Portal ekonomiczny "Nowoje Wriemia" piórem publicysty Iwana Werstiuka, przypomina wcześniejsze próby Ukrainy wydeptania ścieżki w kierunku europejskim po dwóch kadencjach Leonida Kuczmy, który sprzyjał powstaniu oraz domknięciu się w Ukrainie systemu oligarchicznego. Jednym z pierwszych impulsów proeuropejskich, wychodzących poza ówczesny dogmat "pozablokowy", były hasła towarzyszące protestom podczas Pomarańczowej Rewolucji w 2004 r.: "ale wówczas, w 2004 r., Ukraina była jeszcze niegotowa - i nawet zachodni sojusznicy musieli na poważnie przyjmować status quo epoki Leonida Kuczmy, uznając, że wektor rozwoju państwa zależy w dużej mierze od klanów finansowych i przemysłowych".

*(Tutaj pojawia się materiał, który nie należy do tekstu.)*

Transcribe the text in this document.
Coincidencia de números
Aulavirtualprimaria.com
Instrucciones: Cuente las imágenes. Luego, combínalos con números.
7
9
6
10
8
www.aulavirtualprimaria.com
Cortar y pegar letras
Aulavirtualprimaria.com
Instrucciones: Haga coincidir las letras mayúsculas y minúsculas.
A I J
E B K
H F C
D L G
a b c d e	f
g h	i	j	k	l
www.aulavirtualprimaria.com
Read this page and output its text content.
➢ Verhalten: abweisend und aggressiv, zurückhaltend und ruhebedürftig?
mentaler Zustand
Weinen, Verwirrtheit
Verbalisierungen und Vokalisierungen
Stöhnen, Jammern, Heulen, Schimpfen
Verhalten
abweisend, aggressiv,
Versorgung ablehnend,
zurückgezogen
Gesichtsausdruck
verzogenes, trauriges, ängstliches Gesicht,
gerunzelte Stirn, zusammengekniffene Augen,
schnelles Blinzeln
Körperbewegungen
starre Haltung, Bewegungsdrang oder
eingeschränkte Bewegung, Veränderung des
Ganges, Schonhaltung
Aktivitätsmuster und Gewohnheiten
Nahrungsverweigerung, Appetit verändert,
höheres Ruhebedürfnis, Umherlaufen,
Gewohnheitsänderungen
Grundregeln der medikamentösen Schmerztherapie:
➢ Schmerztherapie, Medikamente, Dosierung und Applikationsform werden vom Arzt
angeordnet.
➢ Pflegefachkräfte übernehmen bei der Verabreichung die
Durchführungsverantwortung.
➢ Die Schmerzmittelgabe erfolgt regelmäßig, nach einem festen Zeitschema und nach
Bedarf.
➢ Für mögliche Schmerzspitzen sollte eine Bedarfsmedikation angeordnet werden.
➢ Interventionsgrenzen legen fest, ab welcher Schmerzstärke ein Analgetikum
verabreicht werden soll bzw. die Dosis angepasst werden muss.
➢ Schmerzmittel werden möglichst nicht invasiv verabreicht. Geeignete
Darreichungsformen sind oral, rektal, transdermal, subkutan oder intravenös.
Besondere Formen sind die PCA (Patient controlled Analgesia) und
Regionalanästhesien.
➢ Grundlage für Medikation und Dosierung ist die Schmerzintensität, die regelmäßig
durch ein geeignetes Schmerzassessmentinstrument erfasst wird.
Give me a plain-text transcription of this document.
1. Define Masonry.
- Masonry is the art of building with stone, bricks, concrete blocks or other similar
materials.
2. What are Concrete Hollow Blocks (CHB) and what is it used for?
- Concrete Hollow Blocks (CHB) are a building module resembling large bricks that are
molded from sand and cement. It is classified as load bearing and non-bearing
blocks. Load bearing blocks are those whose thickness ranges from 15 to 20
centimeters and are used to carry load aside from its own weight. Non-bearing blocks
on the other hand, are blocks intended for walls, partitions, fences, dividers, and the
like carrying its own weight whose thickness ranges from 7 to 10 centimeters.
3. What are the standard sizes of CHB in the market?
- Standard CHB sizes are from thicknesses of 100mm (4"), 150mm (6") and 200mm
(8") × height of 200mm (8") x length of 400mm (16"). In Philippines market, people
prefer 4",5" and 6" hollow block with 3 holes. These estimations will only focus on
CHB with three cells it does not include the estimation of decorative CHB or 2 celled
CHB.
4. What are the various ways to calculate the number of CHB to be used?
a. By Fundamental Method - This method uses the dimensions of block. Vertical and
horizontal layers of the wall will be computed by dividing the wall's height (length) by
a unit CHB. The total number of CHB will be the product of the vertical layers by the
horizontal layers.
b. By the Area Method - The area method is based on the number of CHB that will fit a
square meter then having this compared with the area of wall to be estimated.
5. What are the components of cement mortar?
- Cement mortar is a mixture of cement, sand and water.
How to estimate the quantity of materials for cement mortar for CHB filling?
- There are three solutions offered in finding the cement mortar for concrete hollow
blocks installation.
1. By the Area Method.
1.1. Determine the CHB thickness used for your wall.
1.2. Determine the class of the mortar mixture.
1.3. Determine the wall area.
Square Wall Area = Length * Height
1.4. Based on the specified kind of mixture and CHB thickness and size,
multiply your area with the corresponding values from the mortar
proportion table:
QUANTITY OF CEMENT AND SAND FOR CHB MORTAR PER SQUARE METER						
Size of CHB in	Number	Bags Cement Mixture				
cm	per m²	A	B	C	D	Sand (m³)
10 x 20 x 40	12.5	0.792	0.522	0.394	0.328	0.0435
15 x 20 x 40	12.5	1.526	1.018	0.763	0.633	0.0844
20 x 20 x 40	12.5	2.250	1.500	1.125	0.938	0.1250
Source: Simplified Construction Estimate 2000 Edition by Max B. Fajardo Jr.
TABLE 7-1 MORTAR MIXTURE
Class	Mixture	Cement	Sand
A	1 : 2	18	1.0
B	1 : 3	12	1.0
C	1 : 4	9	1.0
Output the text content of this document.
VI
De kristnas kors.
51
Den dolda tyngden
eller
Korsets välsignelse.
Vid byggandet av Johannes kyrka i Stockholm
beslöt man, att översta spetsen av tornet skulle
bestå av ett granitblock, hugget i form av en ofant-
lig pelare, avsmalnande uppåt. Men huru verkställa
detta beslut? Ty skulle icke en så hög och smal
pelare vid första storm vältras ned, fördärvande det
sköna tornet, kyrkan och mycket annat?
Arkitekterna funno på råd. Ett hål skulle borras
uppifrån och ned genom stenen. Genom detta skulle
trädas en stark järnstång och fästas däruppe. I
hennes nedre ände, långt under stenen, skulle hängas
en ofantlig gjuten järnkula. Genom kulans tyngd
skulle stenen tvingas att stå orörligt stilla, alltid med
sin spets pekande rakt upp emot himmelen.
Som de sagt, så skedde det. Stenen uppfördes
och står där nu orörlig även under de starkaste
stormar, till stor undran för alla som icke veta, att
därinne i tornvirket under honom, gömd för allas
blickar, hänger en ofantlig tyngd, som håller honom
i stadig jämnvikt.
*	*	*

BIZNES INTERIA na Facebooku i jesteś na bieżąco z najnowszymi wydarzeniami
Ciążenie w kierunku Unii Europejskiej w latach 2010-2013 było buksowaniem w miejscu - Kijów regularnie odwiedzali eurokomisarze, ale wnioski z tych wizyt nie były w ogóle zachęcające. Ale - jak zauważa autor portalu ekonomicznego - stworzony wówczas tekst umowy stowarzyszeniowej został ostatecznie podstawą dokumentu podpisanego w 2014 r. przez ukraińskiego premiera Arsenija Jaceniuka i nadawał Ukraińcom ruch bezwizowy z UE i poprawę warunków handlowych. Umowa stowarzyszeniowa z UE została zawarta w 2017 r.
Kolejne lata upłynęły na przekonywaniu UE o potencjale ukraińskiej gospodarki, ale było też kilka decyzji, które zaczęły tworzyć bardziej przychylny klimat: zmiana i uporządkowanie systemu bankowego, powszechna cyfryzacja części usług publicznych - w tym systemu bankowego i usług medycznych, reformy emerytalna i społeczna, uwolnienie rynku ziemi. Jednak kluczowym czynnikiem, który przechylił szalę na stronę Ukrainy w procesie aspiracji do UE, stały się ostatecznie Siły Zbrojne Ukrainy i opór wobec agresji rosyjskiej.